Umgehend widersprach ihm der Labour-Abgeordnete Owen Smith auf Twitter: »Wir sollten aufhören, das zu sagen. Es gibt keinen ›Jobs-first-Brexit‹ zu erlangen. In all seinen Formen wird der Brexit uns Arbeitsplätze, Wachstum und Möglichkeiten kosten. Wenn der Tory-Plan nicht durchkommt, sollten wir ein #Peoplesvote und eine Chance für das UK verlangen, unseren Einfluss in der EU wiederzuerlangen.« Große Teile der Labour-Partei würden ein neues Referendum bevorzugen, insbesondere seit im Oktober in London 700 000 Menschen für ein solches »People’s Vote« demonstrierten. Auch die Stimmung auf dem jüngsten Parteitag von Labour wies in diese Richtung.

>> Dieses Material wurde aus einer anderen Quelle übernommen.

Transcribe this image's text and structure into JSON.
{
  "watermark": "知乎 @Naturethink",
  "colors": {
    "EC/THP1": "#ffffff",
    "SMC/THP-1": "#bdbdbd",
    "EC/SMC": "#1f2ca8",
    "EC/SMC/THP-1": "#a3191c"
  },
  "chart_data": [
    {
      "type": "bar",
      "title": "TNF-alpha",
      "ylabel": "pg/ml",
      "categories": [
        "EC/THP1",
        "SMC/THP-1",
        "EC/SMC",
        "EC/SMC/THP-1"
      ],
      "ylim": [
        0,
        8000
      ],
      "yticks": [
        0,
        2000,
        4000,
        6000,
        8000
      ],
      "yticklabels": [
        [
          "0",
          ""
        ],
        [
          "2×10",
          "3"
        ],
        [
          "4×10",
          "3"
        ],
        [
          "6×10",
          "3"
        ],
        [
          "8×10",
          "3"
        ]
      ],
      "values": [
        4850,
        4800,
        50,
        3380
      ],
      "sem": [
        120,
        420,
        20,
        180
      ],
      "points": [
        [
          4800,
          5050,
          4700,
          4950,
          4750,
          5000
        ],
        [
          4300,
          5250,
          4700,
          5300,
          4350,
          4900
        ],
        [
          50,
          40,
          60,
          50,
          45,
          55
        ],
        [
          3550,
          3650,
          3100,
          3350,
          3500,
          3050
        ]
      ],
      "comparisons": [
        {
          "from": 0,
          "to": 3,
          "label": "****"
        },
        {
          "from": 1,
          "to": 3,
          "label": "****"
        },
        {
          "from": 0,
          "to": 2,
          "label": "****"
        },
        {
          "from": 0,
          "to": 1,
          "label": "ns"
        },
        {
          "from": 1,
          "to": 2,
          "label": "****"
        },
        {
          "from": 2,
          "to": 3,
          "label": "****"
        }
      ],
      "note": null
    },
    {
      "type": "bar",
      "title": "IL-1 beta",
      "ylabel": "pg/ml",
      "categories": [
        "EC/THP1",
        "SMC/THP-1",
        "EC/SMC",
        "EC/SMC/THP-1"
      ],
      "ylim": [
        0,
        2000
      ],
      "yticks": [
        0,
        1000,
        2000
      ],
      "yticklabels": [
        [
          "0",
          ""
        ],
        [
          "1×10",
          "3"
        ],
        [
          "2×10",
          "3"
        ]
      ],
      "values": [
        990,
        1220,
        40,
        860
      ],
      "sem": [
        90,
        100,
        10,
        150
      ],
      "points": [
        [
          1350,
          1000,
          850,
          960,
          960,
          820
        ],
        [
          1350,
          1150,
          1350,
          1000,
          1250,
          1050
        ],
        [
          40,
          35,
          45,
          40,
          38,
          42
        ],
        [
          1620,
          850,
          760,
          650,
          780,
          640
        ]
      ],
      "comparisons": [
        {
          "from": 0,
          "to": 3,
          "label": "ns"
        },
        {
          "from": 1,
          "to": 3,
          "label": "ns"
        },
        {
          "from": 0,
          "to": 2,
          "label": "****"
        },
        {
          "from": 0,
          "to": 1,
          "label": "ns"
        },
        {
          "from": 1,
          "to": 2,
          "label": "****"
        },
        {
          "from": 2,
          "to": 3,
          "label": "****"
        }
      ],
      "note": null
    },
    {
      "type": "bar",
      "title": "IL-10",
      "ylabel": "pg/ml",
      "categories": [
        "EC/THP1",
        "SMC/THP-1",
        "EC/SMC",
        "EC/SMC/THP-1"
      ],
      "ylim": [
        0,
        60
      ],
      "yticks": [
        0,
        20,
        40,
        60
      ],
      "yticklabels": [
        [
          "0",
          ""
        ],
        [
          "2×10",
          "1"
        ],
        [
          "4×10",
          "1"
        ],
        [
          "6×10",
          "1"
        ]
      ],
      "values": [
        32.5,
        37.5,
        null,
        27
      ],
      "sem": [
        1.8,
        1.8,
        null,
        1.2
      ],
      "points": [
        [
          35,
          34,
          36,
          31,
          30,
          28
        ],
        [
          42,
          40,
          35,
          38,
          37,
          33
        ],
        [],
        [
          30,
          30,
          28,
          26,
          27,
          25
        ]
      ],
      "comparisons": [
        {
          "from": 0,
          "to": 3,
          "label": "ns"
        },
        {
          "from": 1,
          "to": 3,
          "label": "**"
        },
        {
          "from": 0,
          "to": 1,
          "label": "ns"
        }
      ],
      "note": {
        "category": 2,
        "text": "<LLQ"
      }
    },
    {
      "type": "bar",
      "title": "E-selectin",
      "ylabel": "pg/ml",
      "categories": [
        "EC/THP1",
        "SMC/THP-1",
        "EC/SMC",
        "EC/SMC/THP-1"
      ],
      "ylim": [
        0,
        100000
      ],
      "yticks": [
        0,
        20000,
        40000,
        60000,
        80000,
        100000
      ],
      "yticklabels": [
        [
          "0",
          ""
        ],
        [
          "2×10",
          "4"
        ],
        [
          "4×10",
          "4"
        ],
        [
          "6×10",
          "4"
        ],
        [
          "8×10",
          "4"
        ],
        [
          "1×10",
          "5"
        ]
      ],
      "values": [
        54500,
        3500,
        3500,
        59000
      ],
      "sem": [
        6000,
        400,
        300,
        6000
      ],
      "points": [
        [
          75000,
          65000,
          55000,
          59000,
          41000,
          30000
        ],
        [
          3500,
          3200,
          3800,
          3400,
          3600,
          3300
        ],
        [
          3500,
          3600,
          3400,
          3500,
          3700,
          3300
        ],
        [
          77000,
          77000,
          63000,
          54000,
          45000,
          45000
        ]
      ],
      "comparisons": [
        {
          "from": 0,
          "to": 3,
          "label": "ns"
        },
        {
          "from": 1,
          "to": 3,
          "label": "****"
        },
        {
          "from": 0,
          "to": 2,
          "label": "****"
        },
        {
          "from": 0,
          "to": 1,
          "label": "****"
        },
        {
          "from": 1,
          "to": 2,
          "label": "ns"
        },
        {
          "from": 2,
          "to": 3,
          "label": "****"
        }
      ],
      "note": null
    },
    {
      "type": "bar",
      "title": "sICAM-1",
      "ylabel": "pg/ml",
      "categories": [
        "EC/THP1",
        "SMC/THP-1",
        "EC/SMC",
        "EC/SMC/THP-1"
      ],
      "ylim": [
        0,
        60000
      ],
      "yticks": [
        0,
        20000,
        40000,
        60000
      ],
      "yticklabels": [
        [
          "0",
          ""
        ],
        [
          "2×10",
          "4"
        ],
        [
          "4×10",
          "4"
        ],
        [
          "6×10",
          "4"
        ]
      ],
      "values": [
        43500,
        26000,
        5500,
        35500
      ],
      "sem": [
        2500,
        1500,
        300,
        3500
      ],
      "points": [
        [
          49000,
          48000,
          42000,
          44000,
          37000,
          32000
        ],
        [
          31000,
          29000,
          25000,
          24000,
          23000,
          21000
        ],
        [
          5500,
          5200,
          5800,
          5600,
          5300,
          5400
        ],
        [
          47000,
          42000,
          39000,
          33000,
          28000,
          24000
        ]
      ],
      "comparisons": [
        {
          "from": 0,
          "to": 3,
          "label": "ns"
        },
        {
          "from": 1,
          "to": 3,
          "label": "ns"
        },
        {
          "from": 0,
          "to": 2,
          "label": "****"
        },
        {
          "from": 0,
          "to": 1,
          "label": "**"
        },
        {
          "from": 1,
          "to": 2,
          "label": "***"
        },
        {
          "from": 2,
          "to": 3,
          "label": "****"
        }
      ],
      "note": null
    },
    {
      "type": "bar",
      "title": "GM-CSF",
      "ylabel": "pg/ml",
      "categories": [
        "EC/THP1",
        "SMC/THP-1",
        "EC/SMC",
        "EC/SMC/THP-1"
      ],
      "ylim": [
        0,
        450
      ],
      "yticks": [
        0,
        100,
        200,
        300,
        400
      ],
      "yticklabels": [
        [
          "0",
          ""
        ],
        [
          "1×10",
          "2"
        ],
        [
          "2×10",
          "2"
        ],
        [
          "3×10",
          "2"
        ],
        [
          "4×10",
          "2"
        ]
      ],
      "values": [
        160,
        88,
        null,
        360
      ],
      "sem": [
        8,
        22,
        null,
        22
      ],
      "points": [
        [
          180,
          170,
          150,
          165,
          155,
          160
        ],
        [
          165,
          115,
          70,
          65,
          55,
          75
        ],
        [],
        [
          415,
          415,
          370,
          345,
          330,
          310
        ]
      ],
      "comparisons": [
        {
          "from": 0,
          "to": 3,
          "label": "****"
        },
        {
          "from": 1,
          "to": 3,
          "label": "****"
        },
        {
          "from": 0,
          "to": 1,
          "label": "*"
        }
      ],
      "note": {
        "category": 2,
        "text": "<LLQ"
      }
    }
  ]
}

Wie auch immer, die Aufmerksamkeit richtet sich nun auf die nächste Phase der politischen Krise um den EU-Ausstieg: Wird der Austrittsvertrag das britische Parlament passieren? Vereinfacht gesagt, hat das Parlament drei Optionen. Es kann für Mays Vertragsentwurf stimmen; es kann dagegen stimmen und einen »harten« EU-Austritt ohne Vertrag erlauben; oder es könnte versuchen, ein neues Referendum abzuhalten, das ein Verbleiben in der EU ermöglichen könnte. Die Labour-Partei und viele Abgeordnete der Tories haben erklärt, sie würden keinen »harten Brexit« ohne Vertrag erlauben. Wofür sie allerdings dann stimmen werden, steht in den Sternen.